# First Ride on the 2011 Roubaix SL3 Expert



## BluesDawg (Mar 1, 2005)

It was a perfect, cool day for a ride. The new bike is amazing! I rode 34 miles, grinning like a Cheshire cat the whole time. The Roubaix smooths the rough roads like nothing else I've ridden and it simply sails on smooth roads. It seems like magic that one bike can be so smooth and stiff at the same time. Not a hint of flex in the bottom bracket when standing on a climb. This could be the start of something big!  
I goofed up on the route and had to ride 1.5 miles on a dirt road where I had planned to only do about a third of a mile. The bike handled it fine, but it's not something I'll want to do much of on this bike.

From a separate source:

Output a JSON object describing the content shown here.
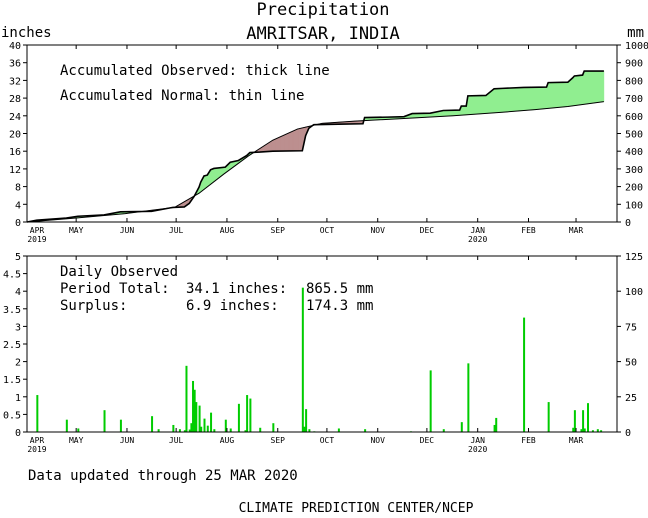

https://www.flickr.com/photos/bluesdawg/sets/72157625494793819/show/

101 by BluesDawg, on Flickr


----------



## RJP Diver (Jul 2, 2010)

Nice - ride it in good health!


----------



## PJ352 (Dec 5, 2007)

Congrats on the new bike..._ very _nice!! :thumbsup:

Sounds like the start of a_ long _relationship.


----------



## rbart4506 (Aug 4, 2004)

Nice...Had an 08 Expert, I know the feeling


----------



## xrayjay (Feb 21, 2010)

Nice bike. I love the black. I'm looking at the comp compact myself, but they only have my size in blue and white left.


----------